3i is an organisation comprised of engineers and financial experts managed by the Palladium Group on behalf of the Australian Department of Foreign Affairs and Trade. Speaking about the viability of the project, an embassy spokesperson said the issuance of government bonds would support the overall development of Cambodia’s domestic bond market. The “i” in 3i stands for Investing in Infrastructure.
The spokesperson outlined, in particular, the (upside of the) development of a market for infrastructure bonds because it would establish yield benchmarks and a sovereign borrowing rate, as well as a yield curve.
In addition, significant steps towards the issuance of government bonds, such as approval of the draft law, would also build confidence in the market around the viability of infrastructure bonds.

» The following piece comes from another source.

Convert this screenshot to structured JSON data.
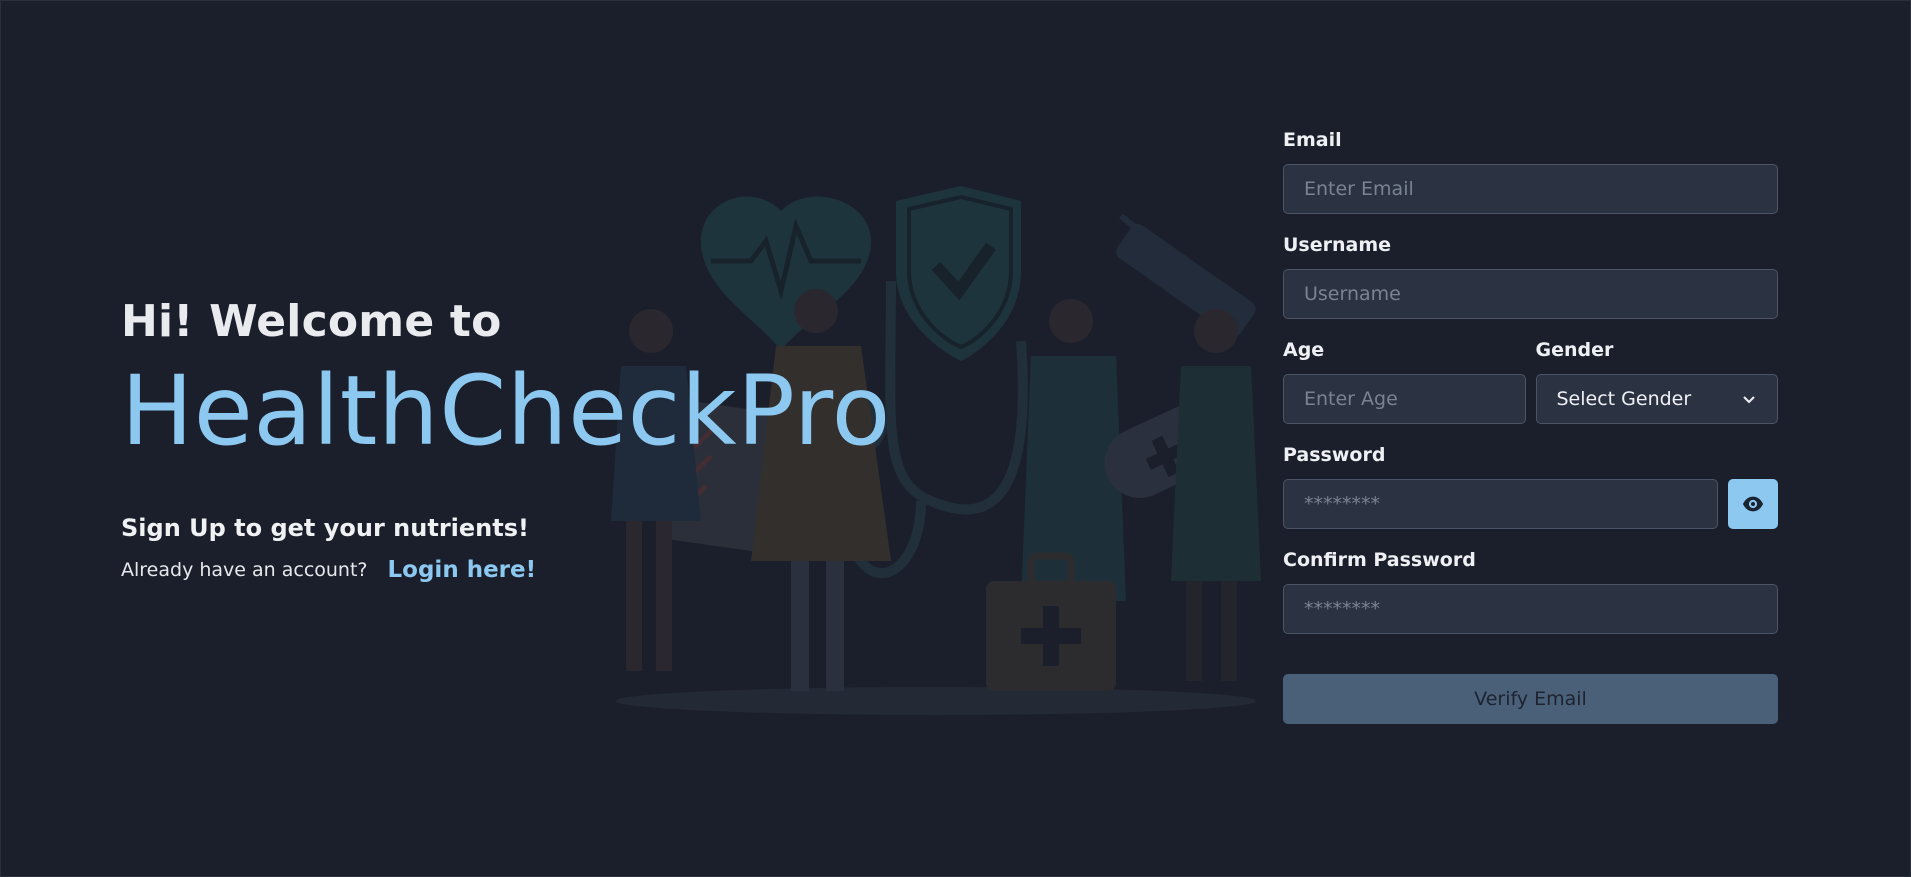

Current regulations require all corporate bonds and shares to be issued in local (riel) currency. However, according to the embassy, the 3i-SECC project may look at the possibility of revising requirements to allow the issuance of dollar-denominated bonds.
In addition, they may also explore structures where bonds could be riel-denominated and the issuer would take on the currency exchange risk and guarantee investors the equivalent (via) dollar-linked payment streams.
For many projects, the underlying cash flows are in US dollars, so taking on the currency exchange risk does not represent a major risk for an issuer, the embassy said.
Infrastructure bonds would be backed by the underlying cash flows of each project or company and not the government. In some cases (for example, power generation projects), sovereign guarantees for the underlying cash flows already exist, the embassy added.
In October the Australian government partnered with the SECC to launch the landmark Domestic Capital Mobilisation for Infrastructure Investment through the Security Market Project.
Funded through Australia’s AU$50 million ($35 million) flagship infrastructure programme, the partnership will provide technical assistance to develop a regulatory framework for specific infrastructure bonds with long-term debt.